Although there have been toxicity concerns with catechol-containing drugs, based on the ability of the catechol-derived semiquinone radical to participate in production of a super-oxide anion radical, the use of apomorphine and entacapone to treat Parkinson’s disease, as well as the benzazipine derivative fenaldopam to treat hypertension [60] illustrates it is possible to o vercome such toxicity.

Future perspective

Although progress of RNaseH inhibitors towards clinical trials has been challenging, the notion of targeting this critical RT-associated activity should not be dismissed.
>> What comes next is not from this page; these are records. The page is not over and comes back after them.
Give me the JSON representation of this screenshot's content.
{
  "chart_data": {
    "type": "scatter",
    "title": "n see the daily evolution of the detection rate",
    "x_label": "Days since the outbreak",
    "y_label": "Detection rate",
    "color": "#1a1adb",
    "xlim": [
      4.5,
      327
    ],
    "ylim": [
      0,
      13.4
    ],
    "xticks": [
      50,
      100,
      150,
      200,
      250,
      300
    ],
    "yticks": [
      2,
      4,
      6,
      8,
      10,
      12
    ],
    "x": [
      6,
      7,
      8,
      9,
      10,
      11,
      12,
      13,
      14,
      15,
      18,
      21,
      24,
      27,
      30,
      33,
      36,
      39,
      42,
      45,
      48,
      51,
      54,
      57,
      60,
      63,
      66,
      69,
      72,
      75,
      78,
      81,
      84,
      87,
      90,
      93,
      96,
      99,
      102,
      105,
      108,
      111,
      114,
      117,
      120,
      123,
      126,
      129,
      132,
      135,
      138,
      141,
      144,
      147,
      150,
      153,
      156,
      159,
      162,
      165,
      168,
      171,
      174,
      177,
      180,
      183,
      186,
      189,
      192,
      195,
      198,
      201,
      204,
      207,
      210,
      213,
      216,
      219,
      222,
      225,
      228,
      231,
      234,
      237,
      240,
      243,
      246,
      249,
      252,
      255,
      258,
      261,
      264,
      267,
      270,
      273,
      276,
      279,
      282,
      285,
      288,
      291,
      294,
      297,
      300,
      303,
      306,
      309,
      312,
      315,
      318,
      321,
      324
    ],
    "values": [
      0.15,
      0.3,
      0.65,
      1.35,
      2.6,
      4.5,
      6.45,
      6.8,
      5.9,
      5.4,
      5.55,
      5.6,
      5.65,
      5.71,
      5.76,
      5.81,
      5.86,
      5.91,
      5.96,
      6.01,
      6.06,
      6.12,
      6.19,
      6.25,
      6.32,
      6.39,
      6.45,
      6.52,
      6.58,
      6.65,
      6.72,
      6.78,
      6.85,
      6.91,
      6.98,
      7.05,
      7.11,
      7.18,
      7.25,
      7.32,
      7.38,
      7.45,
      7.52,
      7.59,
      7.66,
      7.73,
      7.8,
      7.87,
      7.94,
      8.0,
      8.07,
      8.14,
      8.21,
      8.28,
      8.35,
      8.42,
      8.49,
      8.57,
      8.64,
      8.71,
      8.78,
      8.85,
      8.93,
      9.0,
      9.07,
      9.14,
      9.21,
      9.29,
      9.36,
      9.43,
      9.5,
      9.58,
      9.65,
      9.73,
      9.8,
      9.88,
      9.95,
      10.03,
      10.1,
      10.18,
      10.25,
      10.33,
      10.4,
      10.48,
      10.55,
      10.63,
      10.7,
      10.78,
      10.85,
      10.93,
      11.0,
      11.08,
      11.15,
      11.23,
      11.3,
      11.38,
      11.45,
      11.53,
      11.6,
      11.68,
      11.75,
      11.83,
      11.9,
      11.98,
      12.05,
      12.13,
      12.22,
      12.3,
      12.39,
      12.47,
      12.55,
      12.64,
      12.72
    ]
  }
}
While the ease that active site inhibitors can be displaced by the nucleic acid substrate is disappointing for further development of this structural class, vinylogous ureas and thienopyrimidinones provide encouraging evidence that allosteric inhibition of RNaseH activity could be achieved. Indeed, continuing in this direction would have the obvious advantage of avoiding inhibition of related host enzymes that belong to the polynucleotidyl phosphotransferase superfamily, prominent among which is human RNaseH, an enzyme that is essential for removing ribonucleotides that have been mis-incorporated into DNA [61]. The recent crystal structure of HIV-1 RT containing an NNRTI and an RNA/DNA hybrid has clearly shown the necessity for enzyme flexibility in accommodating and processing the RNA/DNA replication intermediate [6]. Thus, targeting small-molecule binding pockets in and around the RNaseH domain with a goal of altering subdomain and subunit motion should be given further consideration. Finally, recent studies by Tavis et al. [62] have shown that drug-discovery strategies aimed at other viruses of clinical significance, such as hepatitis B virus can be guided by, and gain from, our experience with HIV-1 RNaseH.

Executive summary.

Reverse transcriptase-associated ribonuclease H & its role in HIV-1 replication

• Ribonuclease H activity nonspecifically degrades RNA of the HIV RNA/DNA replication intermediate.

• RNaseH activity is also required for accurate removal of the (−) and (+) strand RNA primers.

• RNaseH activity is indispensible for HIV replication.

Active site RNaseH inhibitors

• The pharmacophore of most RNaseH active site inhibitors suggests they function by chelating the divalent metal required for catalysis.

• Order-of-addition experiments suggest RNaseH active site inhibitors are ineffective against the enzyme–substrate complex.

• Cellular enzymes of the polynucleotidylphosphotransferase family present a major obstacle when developing active site RNaseH inhibitors.

Allosteric RNaseH inhibitors

• Non-nucleoside reverse transcriptase inhibitors in clinical use illustrate that regions outside the DNA polymerase and RNaseH active sites can be targeted.

• Small molecules binding to the RNaseH domain could alter trajectory of the nucleic acid substrate as it enters the active site.

• RNaseH domain residues contribute significantly to the buried surface at the reverse transcriptase dimer interface, suggesting this as a target for allosteric inhibition.

Key Terms

Ribonuclease H:

An activity of the retroviral reverse transcriptase responsible for degrading RNA of the RNA/DNA hybrid produced by reverse transcription.

Reverse transcriptase:

The retroviral enzyme responsible for converting the ssRNA genome into dsDNA.

Nucleoside reverse transcriptase inhibitor:

Incorporated into the growing DNA chain at the DNA polymerase active site but cannot be extended due to a 3´deoxyribose modification.

Non-nucleoside reverse transcriptase inhibitor:

Binds to HIV-1 reverse transcriptase outside the DNA polymerase active site to cause a conformational change that is incompatible with catalysis.